I was getting pretty fired up with my new hobby. As I was getting prepped up with my shop.lego.com process, I was also scouring the Internet for new LEGO models, sites, video blogs, etc. And when it comes to LEGO, these are in no short supply. The web is full of LEGO aficionados and builders. I’m talking about countless blogs and bigger sites like Brothers-Brick.com which are updated many times a day and highlight LEGO related news, phenomena, and most of all, MOCs (short for My Own Creation, the word used for custom LEGO builds). If you add to this the fact that most every MOC builder uses Flickr photostreams and/or MOC pages to showcase their creations from every possible angle, I was quickly spiraling into a situation where I could get sucked in to the world brick-building-ingenuity for weeks.
In case you were wondering, great many of the MOCs are by and far more impressive than anything LEGO itself has ever created. This is mostly because LEGO needs to keep tabs on the cost and affordability of its models, whereas MOC builders throw apparently endless resources and staggering amounts of bricks into their creations. (That is not to say there aren’t very impressive MOCs build with very limited number of bricks.) Obvious talent is on display for example on the numerous, awesome MOC castles and towers around the web.
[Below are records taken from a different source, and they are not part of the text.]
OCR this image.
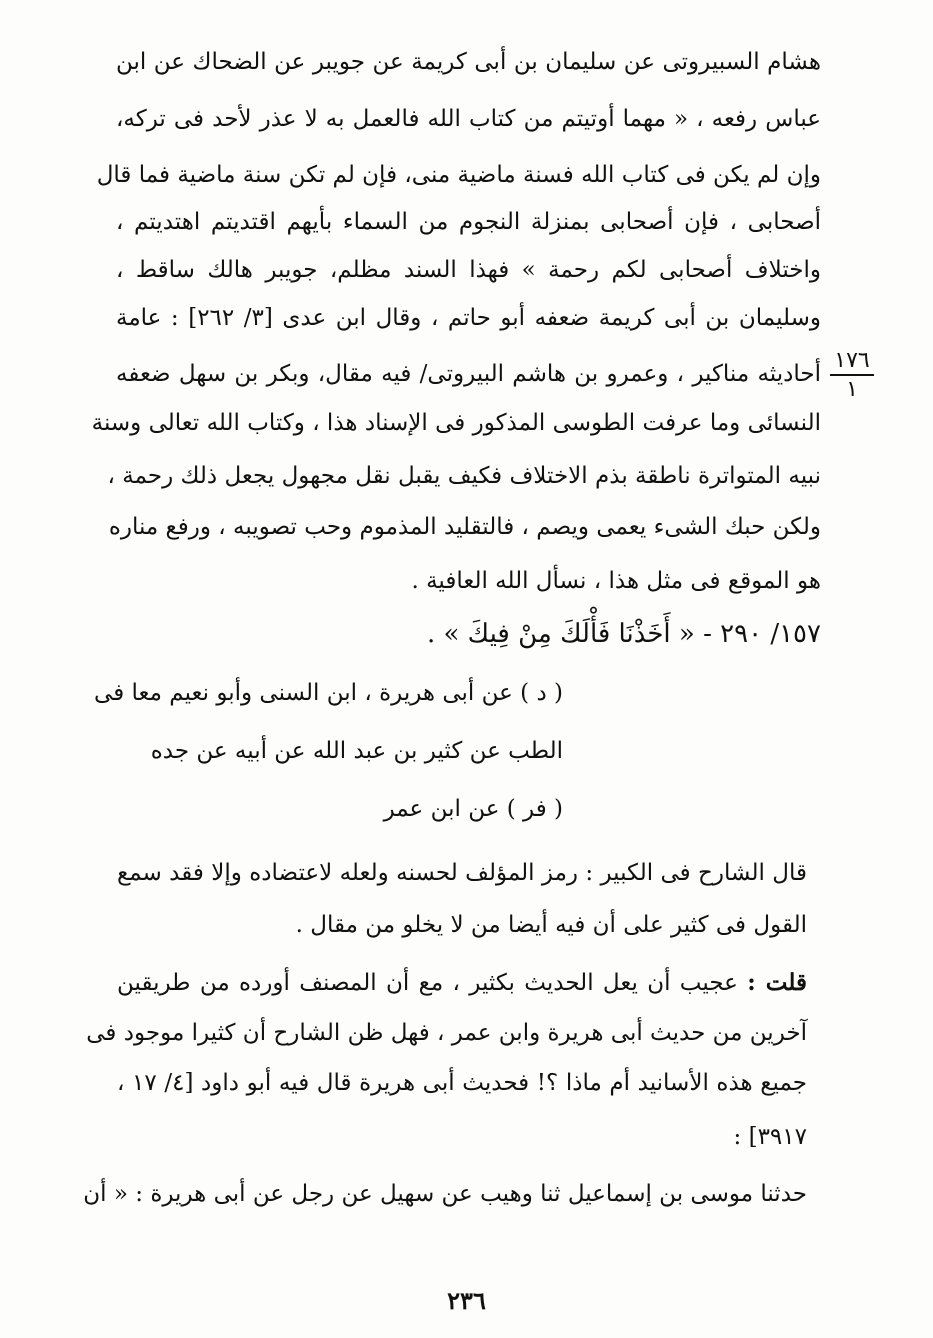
هشام السبيروتى عن سليمان بن أبى كريمة عن جويبر عن الضحاك عن ابن
عباس رفعه ، « مهما أوتيتم من كتاب الله فالعمل به لا عذر لأحد فى تركه،
وإن لم يكن فى كتاب الله فسنة ماضية منى، فإن لم تكن سنة ماضية فما قال
أصحابى ، فإن أصحابى بمنزلة النجوم من السماء بأيهم اقتديتم اهتديتم ،
واختلاف أصحابى لكم رحمة » فهذا السند مظلم، جويبر هالك ساقط ،
وسليمان بن أبى كريمة ضعفه أبو حاتم ، وقال ابن عدى [٣/ ٢٦٢] : عامة
أحاديثه مناكير ، وعمرو بن هاشم البيروتى/ فيه مقال، وبكر بن سهل ضعفه
النسائى وما عرفت الطوسى المذكور فى الإسناد هذا ، وكتاب الله تعالى وسنة
نبيه المتواترة ناطقة بذم الاختلاف فكيف يقبل نقل مجهول يجعل ذلك رحمة ،
ولكن حبك الشىء يعمى ويصم ، فالتقليد المذموم وحب تصويبه ، ورفع مناره
هو الموقع فى مثل هذا ، نسأل الله العافية .
١٧٦
١
١٥٧/ ٢٩٠ - « أَخَذْنَا فَأْلَكَ مِنْ فِيكَ » .
( د ) عن أبى هريرة ، ابن السنى وأبو نعيم معا فى
الطب عن كثير بن عبد الله عن أبيه عن جده
( فر ) عن ابن عمر
قال الشارح فى الكبير : رمز المؤلف لحسنه ولعله لاعتضاده وإلا فقد سمع
القول فى كثير على أن فيه أيضا من لا يخلو من مقال .
قلت : عجيب أن يعل الحديث بكثير ، مع أن المصنف أورده من طريقين
آخرين من حديث أبى هريرة وابن عمر ، فهل ظن الشارح أن كثيرا موجود فى
جميع هذه الأسانيد أم ماذا ؟! فحديث أبى هريرة قال فيه أبو داود [٤/ ١٧ ،
٣٩١٧] :
حدثنا موسى بن إسماعيل ثنا وهيب عن سهيل عن رجل عن أبى هريرة : « أن
٢٣٦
Or take this Batcave, or this Star Wars sand crawler, or this Pakistani style Isuzu truck. Or, or…
Gathering the know-how of thousands of gifted, innovative builders, the Internet seems to be an endless supply of building techniques. The things I had learned as a child, building sets like the King’s Castle, had somehow locked my mind into a specific formula for LEGO building. Looking at these masterful MOCs was like reinventing laws of gravity! Talk about thinking outside the box! (Ok, to be fair, it is obvious that the classic sets, such as King’s Castle, have no doubt inspired many of the modern builders in hugely important ways.) And, the building techniques themselves are many times so entrancing precisely because they are so simple (take a look at this curved wall technique, for example, or this offset window technique, or this guy’s awesome sewer pipes – ok, that stuff cannot be called simple anymore) .
Another seductive sub-sector is microscale building. Building in micro scale basically boils down to figuring out how to represent specific objects, like trees and people, with fewest possible bricks and it’s remarkable how stylish it can get. Microbuilds aren’t of course far-removed from architecture builds such as this train station (which also highlights the effect a good photography can give to a MOC model). Of course, LEGO has for a couple of years now put out architecture sets itself that are microscale building at its finest.